O ministro Paulo Guedes tem razão ao trazer a discussão da CPMF de volta?
É muito difícil dizer se o ministro tem razão ou não. Ele está lá, tendo que formular, lidar com o dia a dia da política econômica, com as restrições reais. Eu não me sinto nem um pouco confortável em julgá-lo. Se ele está fazendo isso, é o que dá para fazer. O que a gente pode dizer à distância é que CPMF é um imposto péssimo.
O erro do governo não seria se contentar com uma reforma tributária modesta em vez de lutar para algo mais amplo?
Não é bem assim. Tem uma agenda que é a reforma tributária para aumentar a eficiência, que é a discussão sobre a criação de imposto de valor adicionado. Isso não tem nada a ver com CPMF. Nada a ver. CPMF é uma agenda de gasto público. A gente não vai conseguir cortar o gasto público. Nós não vamos fazer um superávit primário. Então a gente vai fazer um remendo horroroso, que é criar um imposto muito ruim, para evitar que a dívida estoure. E isso não tem nada a ver com PEC 45, PEC 110. Isso é outra agenda. O que estamos discutindo aqui é gasto público. Aí há a incapacidade do Congresso em cortar gasto público. Então a dívida vai explodir e teremos inflação de volta. Para isso não acontecer, é melhor ter a CPMF.
O discurso do governo é ter a CPMF para custear a desoneração da folha.
Aí sou totalmente contra. Sou contra e o ministro está errado.
Por quê?
Porque a CPMF é um péssimo imposto. Desonerar a folha é uma boa medida. Então vamos fazer uma boa reforma tributária, vamos botar o país para crescer e procurar uma base tributária saudável. Agora, criar a CPMF e desonerar a folha é vestir um santo e vestir o outro. Então não desonera a folha. Aí eu discordo totalmente do ministro.
Ou seja, não deve misturar CPMF com desoneração da folha? Que a desoneração da folha seja tratada na reforma tributária, certo?
Quase isso. Que a desoneração da folha seja tratada numa ampla reforma do Imposto de Renda, não tem nada a ver com o IVA. O que eu acho que seria razoável? Desonera a folha até um salário mínimo, para estimular a contratação de trabalhadores de baixa produtividade. Para estimular o trabalho é bom. E desonera a folha da contribuição patronal no que exceder o teto da Previdência. Para tirar o benefício cruzado, pois uma pessoa que ganha R$ 40 mil pela CLT, ela contribui pelos R$ 40 mil, mas se beneficia somente até o teto da Previdência, que é muito menor do que R$ 40 mil. Desonera o que exceder o teto, mas aí vai faltar dinheiro para o sistema previdenciário. Então você compensa não com CPMF, que é um imposto horroroso. Você compensa com [maior tributação sobre] Simples e pejotinha [pessoas físicas contratadas como pessoas jurídicas].

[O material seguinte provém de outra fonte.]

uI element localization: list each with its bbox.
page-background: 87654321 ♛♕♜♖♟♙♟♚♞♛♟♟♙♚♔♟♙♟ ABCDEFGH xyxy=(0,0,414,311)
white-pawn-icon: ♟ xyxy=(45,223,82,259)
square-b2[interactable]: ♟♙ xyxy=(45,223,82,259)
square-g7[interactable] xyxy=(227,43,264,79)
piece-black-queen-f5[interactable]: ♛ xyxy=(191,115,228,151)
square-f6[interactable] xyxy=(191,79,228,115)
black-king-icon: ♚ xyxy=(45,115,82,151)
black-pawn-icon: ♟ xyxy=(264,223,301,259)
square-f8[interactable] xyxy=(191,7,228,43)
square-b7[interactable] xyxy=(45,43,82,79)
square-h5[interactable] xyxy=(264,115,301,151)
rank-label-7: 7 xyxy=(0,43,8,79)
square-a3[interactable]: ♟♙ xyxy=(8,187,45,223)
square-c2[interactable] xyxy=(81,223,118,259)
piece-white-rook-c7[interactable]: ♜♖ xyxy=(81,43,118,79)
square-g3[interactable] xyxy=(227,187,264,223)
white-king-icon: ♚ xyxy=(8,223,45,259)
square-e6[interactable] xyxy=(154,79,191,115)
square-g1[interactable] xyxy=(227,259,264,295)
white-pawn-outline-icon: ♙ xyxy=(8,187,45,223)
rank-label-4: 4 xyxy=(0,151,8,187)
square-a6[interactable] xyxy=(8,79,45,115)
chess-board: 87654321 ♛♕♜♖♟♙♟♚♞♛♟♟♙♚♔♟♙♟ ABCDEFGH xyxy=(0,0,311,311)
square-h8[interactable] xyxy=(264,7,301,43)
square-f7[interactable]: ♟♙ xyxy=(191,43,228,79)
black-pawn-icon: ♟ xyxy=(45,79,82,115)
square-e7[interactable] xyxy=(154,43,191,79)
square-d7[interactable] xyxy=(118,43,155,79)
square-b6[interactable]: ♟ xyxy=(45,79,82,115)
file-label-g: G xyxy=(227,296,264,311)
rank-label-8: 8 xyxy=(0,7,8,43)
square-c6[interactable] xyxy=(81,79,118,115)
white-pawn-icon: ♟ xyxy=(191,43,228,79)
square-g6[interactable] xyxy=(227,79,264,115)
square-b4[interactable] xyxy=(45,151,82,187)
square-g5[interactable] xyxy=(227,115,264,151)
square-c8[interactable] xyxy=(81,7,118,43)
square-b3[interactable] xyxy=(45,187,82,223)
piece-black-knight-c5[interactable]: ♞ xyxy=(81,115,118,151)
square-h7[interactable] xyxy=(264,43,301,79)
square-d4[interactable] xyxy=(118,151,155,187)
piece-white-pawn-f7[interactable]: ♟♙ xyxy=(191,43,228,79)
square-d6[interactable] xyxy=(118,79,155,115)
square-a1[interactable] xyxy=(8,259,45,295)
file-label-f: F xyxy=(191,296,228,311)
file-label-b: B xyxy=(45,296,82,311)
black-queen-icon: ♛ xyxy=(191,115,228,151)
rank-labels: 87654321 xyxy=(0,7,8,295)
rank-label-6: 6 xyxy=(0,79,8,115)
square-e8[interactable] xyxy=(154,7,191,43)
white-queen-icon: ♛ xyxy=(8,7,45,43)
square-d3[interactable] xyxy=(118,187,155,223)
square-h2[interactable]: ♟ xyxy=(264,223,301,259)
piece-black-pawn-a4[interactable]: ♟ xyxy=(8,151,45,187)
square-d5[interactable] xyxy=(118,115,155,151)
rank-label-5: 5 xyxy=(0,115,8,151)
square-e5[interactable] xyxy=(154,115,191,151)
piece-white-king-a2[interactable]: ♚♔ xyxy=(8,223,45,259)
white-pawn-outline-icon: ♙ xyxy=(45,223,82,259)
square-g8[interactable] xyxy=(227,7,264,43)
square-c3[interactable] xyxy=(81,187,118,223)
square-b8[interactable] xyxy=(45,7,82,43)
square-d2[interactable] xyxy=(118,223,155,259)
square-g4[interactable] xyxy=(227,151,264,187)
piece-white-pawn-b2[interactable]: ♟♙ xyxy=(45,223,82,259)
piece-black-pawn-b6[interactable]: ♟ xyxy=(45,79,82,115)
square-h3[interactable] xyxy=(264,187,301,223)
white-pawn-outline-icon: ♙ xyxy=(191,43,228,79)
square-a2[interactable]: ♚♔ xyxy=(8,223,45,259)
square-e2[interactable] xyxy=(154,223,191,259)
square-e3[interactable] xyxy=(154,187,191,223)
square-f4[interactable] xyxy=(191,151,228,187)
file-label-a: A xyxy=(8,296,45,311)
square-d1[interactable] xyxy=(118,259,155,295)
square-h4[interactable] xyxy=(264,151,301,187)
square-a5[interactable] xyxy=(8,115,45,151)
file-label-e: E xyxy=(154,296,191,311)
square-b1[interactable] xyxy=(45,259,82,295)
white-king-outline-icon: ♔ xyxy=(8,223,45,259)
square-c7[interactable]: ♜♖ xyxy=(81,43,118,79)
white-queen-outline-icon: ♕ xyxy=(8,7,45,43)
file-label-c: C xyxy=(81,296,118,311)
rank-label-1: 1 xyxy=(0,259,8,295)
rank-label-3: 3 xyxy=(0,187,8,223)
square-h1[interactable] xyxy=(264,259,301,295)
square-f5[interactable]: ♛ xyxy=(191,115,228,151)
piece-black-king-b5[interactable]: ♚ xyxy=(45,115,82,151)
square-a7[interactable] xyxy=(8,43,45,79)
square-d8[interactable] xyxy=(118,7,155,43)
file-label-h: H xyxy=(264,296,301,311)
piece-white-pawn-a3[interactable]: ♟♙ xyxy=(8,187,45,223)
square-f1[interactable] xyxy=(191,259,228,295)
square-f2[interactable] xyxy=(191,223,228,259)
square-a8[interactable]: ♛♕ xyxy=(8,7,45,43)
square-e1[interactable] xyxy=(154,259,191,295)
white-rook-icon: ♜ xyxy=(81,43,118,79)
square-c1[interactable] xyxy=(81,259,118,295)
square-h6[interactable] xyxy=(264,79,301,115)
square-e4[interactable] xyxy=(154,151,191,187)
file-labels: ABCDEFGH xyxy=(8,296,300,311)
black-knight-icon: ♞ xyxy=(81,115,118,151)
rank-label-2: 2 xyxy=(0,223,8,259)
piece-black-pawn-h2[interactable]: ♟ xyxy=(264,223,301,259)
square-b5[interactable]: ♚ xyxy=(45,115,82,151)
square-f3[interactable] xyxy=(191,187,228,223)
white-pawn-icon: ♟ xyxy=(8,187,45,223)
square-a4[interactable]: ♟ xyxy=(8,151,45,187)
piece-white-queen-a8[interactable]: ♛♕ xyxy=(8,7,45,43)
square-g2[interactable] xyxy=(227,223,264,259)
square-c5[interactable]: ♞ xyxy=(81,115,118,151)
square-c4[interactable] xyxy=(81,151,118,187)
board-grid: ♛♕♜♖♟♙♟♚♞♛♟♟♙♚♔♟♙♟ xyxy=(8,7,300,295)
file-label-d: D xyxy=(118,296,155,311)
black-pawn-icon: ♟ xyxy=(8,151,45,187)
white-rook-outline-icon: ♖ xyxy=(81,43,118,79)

Você passa a tributar a renda das físicas que recebem como PJ, isto é, tributar lucros e dividendos, certo?
Isso. E também faria outra coisa. Imposto de Renda da Pessoa Jurídica, mais CSLL, dá 34%. Se for setor financeiro, 45%. Mas quando você olha o imposto efetivamente pago, ele é menor, porque tem isenções, tem algumas possibilidades de planejamento tributário. Então há uma outra agenda legislativa, que é reduzir as possibilidades da tributação média do IR das pessoas jurídicas ser menor do que a tributação legal. Então há três fontes para gerar receita e compensar a desoneração da folha, que é tributar mais o Simples, tributar mais PJ e fechar as possibilidades de planejamento tributário das empresas que operam lucro real.